The Swordmaster's Mistress: Dangerous Deceptions Book Two(15)



He stalked forward as her polite greetings faltered, opened the door and followed Lady Northam and her maid out without any acknowledgment of the other women. When he took his seat opposite her he realised her cheeks were flushed pink and her chin was up.

‘I hope you are not sensitive to gossip, Mr Hunt.’

He had intended to deal with it by ignoring the encounter. She, it seemed, preferred to take bulls by horns. ‘An escort for a lady in broad daylight when she is with her maid is surely not something to remark upon?’

Lady Northam twisted on the seat, the rustle of her skirts brushing against his knees, the subtle hint of her perfume reaching him more strongly. Jared set his hat firmly on his lap and met her exasperated gaze with a bland look in return.

‘Mr Hunt, I do not know if you ever spend much time looking in a mirror, but you must be aware that you cut a striking figure – all in black, a rapier at your hip, your hair not in the common mode. I assume your style is a matter of deliberate choice.’

‘I make my living by teaching other men to fight with deadly and elegant accuracy and when I am escorting someone, as I am now, I expect to intimidate anyone who might think of offering my client insult. If I am to sell my services I must look the part and if I am to deter attackers I will not do it with the appearance of an idle man about town.’

‘I suspect that Lady Mitcham, Mrs Rushworth and their daughters did not see a fencing tutor or a bodyguard in there. I suspect they saw a handsome man escorting a lady who is married to a man old enough to be her grandfather,’ Lady Northam said ruefully. Faith let a startled sound that might have been laughter escape her, then bit her lip and studied her clasped hands.

Jared digested the handsome. The Duchess of Calderbrook, much as she might like him now, had described him as sinister and dangerous-looking. Other women treated him warily, in bed and out, apparently fully prepared to accept the outer image as a portrait of the inner man. Lady Northam appeared to see through the clothes and the hair and the rapier as so much masquerade costume. She also appeared to find him good-looking. Jared’s right eyebrow, one of the tells he usually kept rigorously under control, escaped him, arched up.

Lady Northam blushed. ‘I mean…’

‘That many people have dirty minds and a liking for gossip?’ he suggested.

‘Exactly,’ she agreed with a rueful smile. ‘And my husband and I will be attending Lady Fulborne’s ball this evening and I know Augustus would feel happier if you were to accompany us.’

‘That will either flatten the gossips or make things worse depending on just how dirty those minds are.’ This enterprise was developing angles he had not predicted.

‘I do not understand, Mr Hunt. Why should it make things worse?’
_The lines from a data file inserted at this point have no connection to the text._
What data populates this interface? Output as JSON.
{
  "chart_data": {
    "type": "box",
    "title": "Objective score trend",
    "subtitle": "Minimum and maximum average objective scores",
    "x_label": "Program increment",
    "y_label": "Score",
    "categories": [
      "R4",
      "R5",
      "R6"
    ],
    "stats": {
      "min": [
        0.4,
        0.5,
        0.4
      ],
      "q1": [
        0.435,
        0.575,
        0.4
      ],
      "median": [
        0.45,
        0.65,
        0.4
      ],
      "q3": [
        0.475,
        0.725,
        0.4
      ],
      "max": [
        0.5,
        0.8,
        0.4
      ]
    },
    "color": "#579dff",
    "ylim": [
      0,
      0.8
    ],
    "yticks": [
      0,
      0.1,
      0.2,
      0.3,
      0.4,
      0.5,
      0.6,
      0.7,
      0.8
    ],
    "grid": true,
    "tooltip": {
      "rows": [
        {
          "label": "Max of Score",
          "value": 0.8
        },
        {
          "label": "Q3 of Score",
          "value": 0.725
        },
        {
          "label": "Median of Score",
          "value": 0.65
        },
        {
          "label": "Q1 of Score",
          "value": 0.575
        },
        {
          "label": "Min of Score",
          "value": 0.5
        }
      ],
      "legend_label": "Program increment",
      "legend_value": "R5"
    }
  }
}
Jared Hunt glanced out of the window. Guin followed his gaze and saw they were almost at the turn into Clarges Street, opposite the reservoir gate into Green Park. ‘Will you walk a little, Lady Northam? I would like to talk.’ He pulled the check-string as she nodded and the carriage came to a halt amidst the usual shouts of protest from following vehicles which, after a moment of confusion, began to flow round them again.
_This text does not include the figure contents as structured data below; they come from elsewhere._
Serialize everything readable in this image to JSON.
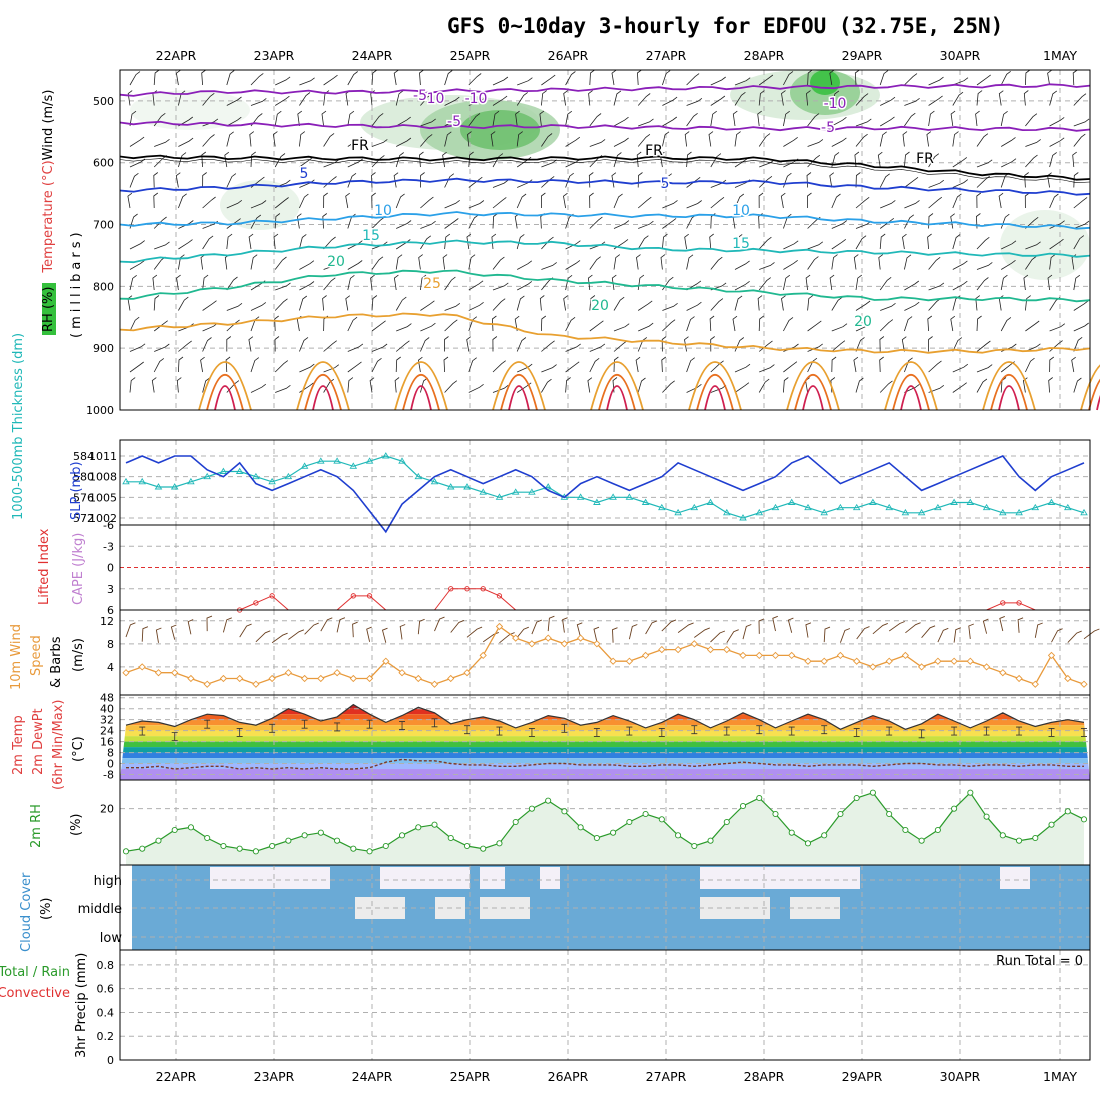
{
  "title": "GFS 0~10day 3-hourly for EDFOU (32.75E, 25N)",
  "dates": [
    "22APR",
    "23APR",
    "24APR",
    "25APR",
    "26APR",
    "27APR",
    "28APR",
    "29APR",
    "30APR",
    "1MAY"
  ],
  "colors": {
    "temp_cold": "#8a1fb8",
    "temp_freeze": "#000000",
    "temp_5": "#1f3ecf",
    "temp_10": "#2aa0e8",
    "temp_15": "#20b8b8",
    "temp_20": "#20b890",
    "temp_25": "#e8a030",
    "temp_30": "#e87020",
    "temp_35": "#d02050",
    "rh_green": "#34c03c",
    "slp": "#1f3ecf",
    "thickness": "#20b8b8",
    "lifted": "#e03030",
    "wind10": "#e89a3c",
    "rh2m": "#2a9a2a",
    "cloud": "#6aaad6",
    "cloud_clear": "#f4f0f8"
  },
  "chart_data": [
    {
      "id": "upper_air",
      "type": "contour",
      "y_axis_label_parts": [
        "RH (%)",
        "Temperature (°C)",
        "Wind (m/s)"
      ],
      "y_axis_title": "(millibars)",
      "y_ticks": [
        "500",
        "600",
        "700",
        "800",
        "900",
        "1000"
      ],
      "ylim": [
        450,
        1000
      ],
      "contours": [
        {
          "label": "-10",
          "value": -10,
          "levels": [
            490,
            485,
            486,
            484,
            482,
            480,
            478,
            477,
            476,
            475
          ]
        },
        {
          "label": "-5",
          "value": -5,
          "levels": [
            535,
            538,
            540,
            542,
            541,
            543,
            545,
            544,
            545,
            546
          ]
        },
        {
          "label": "FR",
          "value": 0,
          "levels": [
            590,
            592,
            593,
            594,
            593,
            592,
            594,
            605,
            618,
            626
          ]
        },
        {
          "label": "5",
          "value": 5,
          "levels": [
            645,
            640,
            632,
            628,
            630,
            632,
            631,
            640,
            645,
            650
          ]
        },
        {
          "label": "10",
          "value": 10,
          "levels": [
            700,
            698,
            690,
            682,
            684,
            686,
            686,
            695,
            700,
            705
          ]
        },
        {
          "label": "15",
          "value": 15,
          "levels": [
            760,
            748,
            735,
            728,
            730,
            740,
            742,
            745,
            748,
            750
          ]
        },
        {
          "label": "20",
          "value": 20,
          "levels": [
            820,
            802,
            780,
            775,
            790,
            800,
            810,
            820,
            820,
            822
          ]
        },
        {
          "label": "25",
          "value": 25,
          "levels": [
            870,
            860,
            848,
            845,
            880,
            890,
            900,
            905,
            905,
            900
          ]
        }
      ],
      "contour_labels": [
        "-10",
        "-5",
        "FR",
        "5",
        "10",
        "15",
        "20",
        "25",
        "-10",
        "-5",
        "FR",
        "5",
        "10",
        "15",
        "20",
        "FR",
        "-10",
        "-5",
        "20"
      ]
    },
    {
      "id": "slp_thickness",
      "type": "line",
      "y_axis_label": "1000-500mb Thickness (dm)",
      "y2_axis_label": "SLP (mb)",
      "left_ticks": [
        "584",
        "580",
        "576",
        "572"
      ],
      "right_ticks": [
        "1011",
        "1008",
        "1005",
        "1002"
      ],
      "series": [
        {
          "id": "slp",
          "values": [
            1010,
            1011,
            1010,
            1011,
            1011,
            1009,
            1008,
            1010,
            1007,
            1006,
            1007,
            1008,
            1009,
            1008,
            1006,
            1003,
            1000,
            1004,
            1006,
            1008,
            1009,
            1008,
            1007,
            1008,
            1009,
            1008,
            1006,
            1005,
            1007,
            1008,
            1007,
            1006,
            1007,
            1008,
            1010,
            1009,
            1008,
            1007,
            1006,
            1007,
            1008,
            1010,
            1011,
            1009,
            1007,
            1008,
            1009,
            1010,
            1008,
            1006,
            1007,
            1008,
            1009,
            1010,
            1011,
            1008,
            1006,
            1008,
            1009,
            1010
          ]
        },
        {
          "id": "thickness",
          "values": [
            579,
            579,
            578,
            578,
            579,
            580,
            581,
            581,
            580,
            579,
            580,
            582,
            583,
            583,
            582,
            583,
            584,
            583,
            580,
            579,
            578,
            578,
            577,
            576,
            577,
            577,
            578,
            576,
            576,
            575,
            576,
            576,
            575,
            574,
            573,
            574,
            575,
            573,
            572,
            573,
            574,
            575,
            574,
            573,
            574,
            574,
            575,
            574,
            573,
            573,
            574,
            575,
            575,
            574,
            573,
            573,
            574,
            575,
            574,
            573
          ]
        }
      ]
    },
    {
      "id": "cape_li",
      "type": "line",
      "y_axis_label_parts": [
        "Lifted Index",
        "CAPE (J/kg)"
      ],
      "y_ticks": [
        "-6",
        "-3",
        "0",
        "3",
        "6"
      ],
      "series": [
        {
          "id": "lifted_index",
          "values": [
            8,
            8,
            8,
            8,
            8,
            8,
            8,
            6,
            5,
            4,
            8,
            8,
            8,
            8,
            4,
            4,
            8,
            8,
            8,
            8,
            3,
            3,
            3,
            4,
            8,
            8,
            8,
            8,
            8,
            8,
            8,
            8,
            8,
            8,
            8,
            8,
            8,
            8,
            8,
            8,
            8,
            8,
            8,
            8,
            8,
            8,
            8,
            8,
            8,
            8,
            8,
            8,
            8,
            8,
            5,
            5,
            8,
            8,
            8,
            8
          ]
        }
      ]
    },
    {
      "id": "wind10m",
      "type": "line",
      "y_axis_label_parts": [
        "10m Wind",
        "Speed",
        "& Barbs"
      ],
      "y_axis_unit": "(m/s)",
      "y_ticks": [
        "12",
        "8",
        "4"
      ],
      "series": [
        {
          "id": "speed",
          "values": [
            3,
            4,
            3,
            3,
            2,
            1,
            2,
            2,
            1,
            2,
            3,
            2,
            2,
            3,
            2,
            2,
            5,
            3,
            2,
            1,
            2,
            3,
            6,
            11,
            9,
            8,
            9,
            8,
            9,
            8,
            5,
            5,
            6,
            7,
            7,
            8,
            7,
            7,
            6,
            6,
            6,
            6,
            5,
            5,
            6,
            5,
            4,
            5,
            6,
            4,
            5,
            5,
            5,
            4,
            3,
            2,
            1,
            6,
            2,
            1
          ]
        }
      ]
    },
    {
      "id": "temp2m",
      "type": "area",
      "y_axis_label_parts": [
        "2m Temp",
        "2m DewPt",
        "(6hr Min/Max)"
      ],
      "y_axis_unit": "(°C)",
      "y_ticks": [
        "48",
        "40",
        "32",
        "24",
        "16",
        "8",
        "0",
        "-8"
      ],
      "series": [
        {
          "id": "temp",
          "values": [
            28,
            31,
            30,
            27,
            32,
            36,
            35,
            30,
            28,
            33,
            40,
            36,
            31,
            34,
            43,
            36,
            30,
            35,
            41,
            37,
            29,
            32,
            34,
            31,
            26,
            30,
            35,
            33,
            28,
            30,
            35,
            31,
            26,
            30,
            36,
            32,
            26,
            31,
            37,
            32,
            26,
            31,
            36,
            32,
            25,
            30,
            35,
            31,
            25,
            29,
            36,
            31,
            26,
            31,
            37,
            31,
            27,
            30,
            32,
            30
          ]
        },
        {
          "id": "dewpt",
          "values": [
            -3,
            -3,
            -2,
            -4,
            -3,
            -2,
            -2,
            -4,
            -3,
            -4,
            -3,
            -4,
            -3,
            -4,
            -4,
            -3,
            1,
            3,
            2,
            2,
            0,
            -1,
            -1,
            -2,
            -2,
            -1,
            0,
            0,
            -1,
            -1,
            -1,
            -2,
            -2,
            -1,
            -1,
            -2,
            -1,
            0,
            1,
            0,
            -1,
            -1,
            -2,
            -1,
            -1,
            -1,
            -2,
            -1,
            0,
            0,
            -1,
            -1,
            -2,
            -1,
            -1,
            -2,
            -1,
            -1,
            -2,
            -2
          ]
        }
      ]
    },
    {
      "id": "rh2m",
      "type": "area",
      "y_axis_label": "2m RH",
      "y_axis_unit": "(%)",
      "y_ticks": [
        "20"
      ],
      "series": [
        {
          "id": "rh",
          "values": [
            4,
            5,
            8,
            12,
            13,
            9,
            6,
            5,
            4,
            6,
            8,
            10,
            11,
            8,
            5,
            4,
            6,
            10,
            13,
            14,
            9,
            6,
            5,
            7,
            15,
            20,
            23,
            19,
            13,
            9,
            11,
            15,
            18,
            16,
            10,
            6,
            8,
            15,
            21,
            24,
            18,
            11,
            7,
            10,
            18,
            24,
            26,
            18,
            12,
            8,
            12,
            20,
            26,
            17,
            10,
            8,
            9,
            14,
            19,
            16
          ]
        }
      ]
    },
    {
      "id": "cloud",
      "type": "heatmap",
      "y_axis_label": "Cloud Cover",
      "y_axis_unit": "(%)",
      "row_labels": [
        "high",
        "middle",
        "low"
      ]
    },
    {
      "id": "precip",
      "type": "line",
      "y_axis_label_parts": [
        "Total / Rain",
        "Convective",
        "3hr Precip (mm)"
      ],
      "y_ticks": [
        "0.8",
        "0.6",
        "0.4",
        "0.2",
        "0"
      ],
      "annotation": "Run Total = 0",
      "ylim": [
        0,
        0.9
      ]
    }
  ]
}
‘But we are almost home,’ she said. Even so, when he helped her down she made no more protest, nor when he waved-on the coach with the assurance he would bring her ladyship home directly she’d had a little air. Nor did Guin contradict him when he told Faith to walk a little behind them as he had confidential matters to discuss.

‘What do you have to say to me that cannot be said in my own home?’ she asked as they strolled along the northern edge of the reservoir towards the Wilderness, avoiding excited small children in the care of their nursemaids who were endeavouring to prevent them falling into the water as they threw crusts to the ducks. ‘I assume it was of importance for you to order me so peremptorily from my own carriage.’

‘I hope I was not exactly ordering and thank you for responding without protest. I thought this might be embarrassing in front of your maid and even more so in your house where your husband or the servants might overhear.’

‘What on earth are you talking about, Mr Hunt?’ She stopped dead, stared up into his face, then, with a little shake of her head walked on.

‘It occurs to me, as it did not when I accepted this assignment without knowing you at all, that the ill-natured might draw an unfortunate inference from my apparent… closeness to you. My constant attendance. That encounter just now in the dress shop is a mild example of it.’

‘Surely not when my husband is seen to escort me to social events in your company?’

He was silent, as though he was working out how to phrase something. ‘Lord Northam would not be the first elderly husband to take extreme action to ensure that his young wife bore him an heir.’

‘What? What?’ Guin wrenched her hand free of his arm and stopped dead in the middle of the path. ‘You are saying that my husband is employing you for stud purposes?’ Her voice was rising dangerously and she put her hand to her lips before she shrieked something even more damning for public consumption.

‘No.’ Jared Hunt also seemed to be making an effort to keep his voice down. ‘Certainly not. Of course he is not. I am saying that some people might assume that to be the case, especially if we are seen too obviously together and making up a threesome with your husband.’